Attorney General William Barr shut down Sen. Dianne Feinstein (D-CA) on Wednesday during a Senate Judiciary Committee hearing on Special Counsel Robert Mueller’s Russia investigation after Feinstein tried to suggest that President Donald Trump committed an obstruction of justice offense.
“Mr. Attorney General, the special counsel’s report describes how the president directed White House Counsel Don McGahn to fire Special Counsel Mueller and later told McGahn to write a letter ‘for our records’ stating that the president had not ordered him to fire Mueller,” Feinstein began. “The report also recounts how the president made repeated efforts to get McGahn to change his story. Knowing that McGahn believed that the president’s version of events was false, the special counsel found ‘substantial evidence’ that the president tried to change McGahn’s account in order to prevent further scrutiny of the president towards the investigation.”
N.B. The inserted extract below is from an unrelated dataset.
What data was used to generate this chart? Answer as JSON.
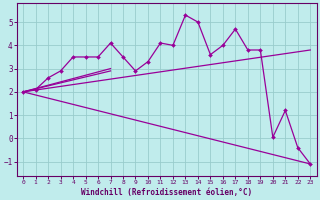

“Special counsel also found that McGahn is a credible witness with no motive to lie or exaggerate, given the position he held in the White House,” Feinstein continued. “Here’s the question: Does existing law prohibit efforts to get a witness to lie to say something the witness believes is false?”
“Yes, lie to the government, yes,” Barr responded.
“And what law is that?
“Obstruction statutes,” Barr responded.
Feinstein then said that what Trump did “in effect constitute[d] obstruction,” adding that she was “specifically” noting that “the special counsel in his report found substantial evidence that the president tried to change McGahn’s account in order to prevent and this is a quote further scrutiny of the president toward the investigation.”
“We felt that … the government would not be able to establish obstruction, if you go back and you if you look at the episode where the president gave McGann an instruction, McGahn’s version of that is quite clear and each time he gave it which is that the instruction said go to Rosenstein, raise the issue of conflict of interest, and Mueller has to go because of this conflict of interest,” Barr responded. “So there’s no question that whatever instruction was giving McGahn had to do with Mueller’s conflict of interest.”
“Now, the president later said that what he meant was that the conflict of interest should be raised with Rosenstein, but the decision should be left with Rosenstein,” Barr continued. “On the other end of the spectrum, it appears that McGahn felt it was more directive and that the president was essentially saying push Rosenstein to invoke a conflict of interest to push Mueller out. Wherever it fell on that spectrum of interest, The New York Times’ story was very different. The New York Times’ story said flat-out that the president directed the firing of Muller, he told McGahn to ‘fire Mueller.'”
Barr then explained the critical difference between firing the special counsel and having the special counsel replaced due to conflicts of interest.
“Now there’s something very different between firing a special counsel outright, which suggests ending the investigation, and having a special counsel removed for conflict, which suggests that you’re going to have another special counsel,” Barr said. “So the fact is, that even under McGahn’s, and then as the report says and recognizes there is evidence the president truly felt that The Times’ article was inaccurate and he wanted McGahn to correct it. So, we believe that it would be impossible for the government to establish beyond a reasonable doubt that the president understood that he was instructing McGahn and to say something false because it wasn’t necessarily false.”